Nous pouvons les trouver. Il est anormal qu'une entreprise, encore une fois comme totale, n'ait pas de taxation sur les surprofits alors qu'aujourd'hui, c'est une entreprise qui nous met gravement en danger. Et donc, c'est tout un système économique qu'il nous faut revoir à l'aune du réchauffement climatique. Nous ne pouvons pas fuir l'obstacle en permanence.
Il est déjà presque trop tard. Sandrine Rousseau, tout autre sujet. Votre parti Les écologistes a annoncé avant-hier la fin de l'enquête sur Julien Bayou, ancien secrétaire national accusé il y a deux ans de violences psychologiques par son ex-campagne. Faute de preuve, le parti dit, on s'en remet à la justice. Vous aviez été assez active pour que ce cas soit investigué par le parti. Vous dites, aujourd'hui quoi, je me suis trompée ?
Alors, je ne crois pas qu'il ait dit faute de preuve. Je crois qu'il dit dans le communiqué de presse...
Faute de preuve et donc le parti s'en remet à la justice.
Dans le communiqué de presse, il est évident que l'enquête interne n'a pas permis d'ajouter à la situation. Mais je rappelle qu'il y a une plainte qui a été déposée contre lui par son ex-compagne et qu'il y a par ailleurs toujours le témoignage des personnes qui avaient témoigné d'un reporter. Donc, voilà, laissons le temps de la justice faire.
Mais ça veut dire qu'en tout cas, l'enquête interne, alors quoi, a été mal faite ? Si on arrive à cette conclusion...
Non, je pense que... Enfin, je pense que... Il n'est pas blanchi pour vous, déjà, comme le dit son avocate. Non, mais il n'y a pas de... D'ailleurs, le mot blanchir n'existe pas dans le communiqué de presse. L'enquête externe qui a été faite... Non, non, je vous dis que c'est son avocate. L'enquête externe qui a été faite, qui passe par un cabinet d'avocats externe, n'a manifestement pas été un cadre permettant de faire avancer suffisamment l'enquête.

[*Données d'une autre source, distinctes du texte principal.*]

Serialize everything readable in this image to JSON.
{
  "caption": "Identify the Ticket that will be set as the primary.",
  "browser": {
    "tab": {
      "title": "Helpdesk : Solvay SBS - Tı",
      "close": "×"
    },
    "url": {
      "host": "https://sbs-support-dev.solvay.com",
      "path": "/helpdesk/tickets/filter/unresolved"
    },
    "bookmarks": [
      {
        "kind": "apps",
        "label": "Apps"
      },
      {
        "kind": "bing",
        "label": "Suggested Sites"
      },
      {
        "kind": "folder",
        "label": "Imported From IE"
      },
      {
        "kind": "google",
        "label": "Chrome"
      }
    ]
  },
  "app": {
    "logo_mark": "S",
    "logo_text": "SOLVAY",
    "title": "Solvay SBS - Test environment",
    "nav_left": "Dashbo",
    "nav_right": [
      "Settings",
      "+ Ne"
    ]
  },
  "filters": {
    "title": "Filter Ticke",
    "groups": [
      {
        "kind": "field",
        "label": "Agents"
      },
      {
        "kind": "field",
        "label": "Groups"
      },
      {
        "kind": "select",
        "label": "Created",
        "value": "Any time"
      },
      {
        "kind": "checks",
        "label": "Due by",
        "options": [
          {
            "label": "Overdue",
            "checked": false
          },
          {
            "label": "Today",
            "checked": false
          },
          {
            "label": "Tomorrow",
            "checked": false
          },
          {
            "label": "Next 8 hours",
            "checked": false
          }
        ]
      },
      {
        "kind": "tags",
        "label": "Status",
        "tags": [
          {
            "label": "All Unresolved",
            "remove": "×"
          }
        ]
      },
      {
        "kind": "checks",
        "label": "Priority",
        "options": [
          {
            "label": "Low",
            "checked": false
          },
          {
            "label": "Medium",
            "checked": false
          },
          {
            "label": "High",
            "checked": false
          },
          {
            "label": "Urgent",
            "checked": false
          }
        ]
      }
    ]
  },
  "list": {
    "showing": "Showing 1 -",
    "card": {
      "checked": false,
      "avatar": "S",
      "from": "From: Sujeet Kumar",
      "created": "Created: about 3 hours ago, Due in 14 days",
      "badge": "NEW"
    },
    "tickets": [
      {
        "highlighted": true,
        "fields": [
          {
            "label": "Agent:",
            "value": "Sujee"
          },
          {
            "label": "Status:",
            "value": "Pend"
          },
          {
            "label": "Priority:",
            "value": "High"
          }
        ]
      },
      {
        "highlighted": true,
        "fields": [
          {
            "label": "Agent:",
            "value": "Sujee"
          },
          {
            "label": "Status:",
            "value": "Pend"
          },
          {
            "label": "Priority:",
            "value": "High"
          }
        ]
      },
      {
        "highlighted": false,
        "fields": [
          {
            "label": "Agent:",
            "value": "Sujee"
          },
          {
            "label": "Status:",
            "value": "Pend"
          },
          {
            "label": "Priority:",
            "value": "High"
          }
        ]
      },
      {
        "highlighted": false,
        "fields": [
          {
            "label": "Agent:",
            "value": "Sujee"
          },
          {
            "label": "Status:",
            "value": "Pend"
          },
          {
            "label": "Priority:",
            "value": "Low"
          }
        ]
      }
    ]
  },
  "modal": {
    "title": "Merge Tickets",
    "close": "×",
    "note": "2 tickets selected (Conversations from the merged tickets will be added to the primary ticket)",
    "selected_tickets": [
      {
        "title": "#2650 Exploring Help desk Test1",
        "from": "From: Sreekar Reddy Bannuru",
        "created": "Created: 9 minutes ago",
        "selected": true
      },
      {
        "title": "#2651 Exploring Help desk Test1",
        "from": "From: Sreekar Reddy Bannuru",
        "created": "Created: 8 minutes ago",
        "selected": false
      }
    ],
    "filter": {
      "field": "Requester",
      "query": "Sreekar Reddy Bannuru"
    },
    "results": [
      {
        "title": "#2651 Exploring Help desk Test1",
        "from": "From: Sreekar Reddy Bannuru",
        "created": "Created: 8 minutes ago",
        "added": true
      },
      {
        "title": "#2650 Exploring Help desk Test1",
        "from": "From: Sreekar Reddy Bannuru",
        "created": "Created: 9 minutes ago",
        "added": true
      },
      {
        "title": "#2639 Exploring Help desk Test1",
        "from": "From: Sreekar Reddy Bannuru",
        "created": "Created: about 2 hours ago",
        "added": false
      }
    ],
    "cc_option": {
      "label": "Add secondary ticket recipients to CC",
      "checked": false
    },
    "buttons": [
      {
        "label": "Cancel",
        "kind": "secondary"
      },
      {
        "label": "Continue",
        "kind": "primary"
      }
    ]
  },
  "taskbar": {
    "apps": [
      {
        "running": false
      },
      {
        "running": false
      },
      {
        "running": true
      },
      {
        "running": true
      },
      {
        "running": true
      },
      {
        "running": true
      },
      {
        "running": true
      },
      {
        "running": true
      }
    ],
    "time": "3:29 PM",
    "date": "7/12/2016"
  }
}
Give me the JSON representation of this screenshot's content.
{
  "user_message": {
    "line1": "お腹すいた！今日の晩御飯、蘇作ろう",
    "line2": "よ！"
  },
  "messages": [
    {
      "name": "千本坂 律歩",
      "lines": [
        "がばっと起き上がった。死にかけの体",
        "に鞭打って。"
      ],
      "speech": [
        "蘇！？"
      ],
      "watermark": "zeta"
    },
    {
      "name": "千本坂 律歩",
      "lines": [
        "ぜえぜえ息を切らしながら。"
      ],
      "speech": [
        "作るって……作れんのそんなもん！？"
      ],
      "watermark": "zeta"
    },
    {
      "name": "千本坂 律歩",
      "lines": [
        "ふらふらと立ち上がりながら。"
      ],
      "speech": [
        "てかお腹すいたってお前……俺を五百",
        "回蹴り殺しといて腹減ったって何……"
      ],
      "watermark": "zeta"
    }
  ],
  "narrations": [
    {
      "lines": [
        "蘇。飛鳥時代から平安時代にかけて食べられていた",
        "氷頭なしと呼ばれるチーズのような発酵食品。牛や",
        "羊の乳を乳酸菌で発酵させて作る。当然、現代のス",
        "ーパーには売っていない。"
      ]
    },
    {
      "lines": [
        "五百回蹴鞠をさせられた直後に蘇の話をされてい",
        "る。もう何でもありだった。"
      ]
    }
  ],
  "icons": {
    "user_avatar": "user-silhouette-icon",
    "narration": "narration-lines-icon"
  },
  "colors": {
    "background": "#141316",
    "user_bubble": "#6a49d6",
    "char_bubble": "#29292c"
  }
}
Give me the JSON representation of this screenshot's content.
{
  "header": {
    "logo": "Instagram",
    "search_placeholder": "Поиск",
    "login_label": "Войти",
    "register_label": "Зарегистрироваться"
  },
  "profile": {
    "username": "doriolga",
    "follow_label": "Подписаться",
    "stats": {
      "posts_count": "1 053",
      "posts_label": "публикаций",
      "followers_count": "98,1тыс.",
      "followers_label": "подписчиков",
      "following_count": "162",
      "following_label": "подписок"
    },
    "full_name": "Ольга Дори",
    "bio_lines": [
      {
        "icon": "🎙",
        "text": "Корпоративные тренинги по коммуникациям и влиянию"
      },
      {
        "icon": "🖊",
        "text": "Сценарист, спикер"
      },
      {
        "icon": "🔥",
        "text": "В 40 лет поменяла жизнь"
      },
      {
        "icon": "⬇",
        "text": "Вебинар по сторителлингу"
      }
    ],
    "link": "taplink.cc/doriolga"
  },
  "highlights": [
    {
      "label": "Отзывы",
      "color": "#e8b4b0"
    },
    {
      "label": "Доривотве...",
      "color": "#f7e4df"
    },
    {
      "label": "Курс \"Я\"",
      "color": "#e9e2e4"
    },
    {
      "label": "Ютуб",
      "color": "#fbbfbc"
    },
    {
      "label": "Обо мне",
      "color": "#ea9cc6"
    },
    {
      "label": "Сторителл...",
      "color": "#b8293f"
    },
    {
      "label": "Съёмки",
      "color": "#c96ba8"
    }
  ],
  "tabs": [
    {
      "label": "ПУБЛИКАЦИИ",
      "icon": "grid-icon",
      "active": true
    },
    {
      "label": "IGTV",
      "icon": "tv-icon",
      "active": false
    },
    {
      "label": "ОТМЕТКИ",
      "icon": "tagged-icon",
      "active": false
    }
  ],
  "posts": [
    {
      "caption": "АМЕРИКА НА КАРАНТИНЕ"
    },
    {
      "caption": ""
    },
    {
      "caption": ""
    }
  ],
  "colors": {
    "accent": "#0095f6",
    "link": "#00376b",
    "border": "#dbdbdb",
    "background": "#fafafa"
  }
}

Je rappelle aussi, quand même, que Julien Bayou a déposé de multiples plaintes, y compris contre les personnes qui ont parlé... Contre au moins une personne qui a parlé contre lui.
De sorte qu'en fait, il y a un climat vraiment très fort d'intimidation qui, peut-être aussi, n'a pas permis le dévoilement de certains témoignages. J'attends que la justice passe et on verra étape après étape. Mais en l'occurrence, je rappelle quand même que ce qui était écrit dans les articles était qu'en tant que secrétaire national, il avait eu des attitudes vis-à-vis de jeunes militantes qui arrivaient dans le parti, qui posaient questions. Donc ça, ça reste. Et donc, il va falloir investiguer ça.
Merci d'avoir réagi Sandrine Rousseau, députée des écologistes Nouveau Front Populaire de Paris. Merci d'avoir été l'invité du 8.30 France Info. Et l'info continue sur France Info.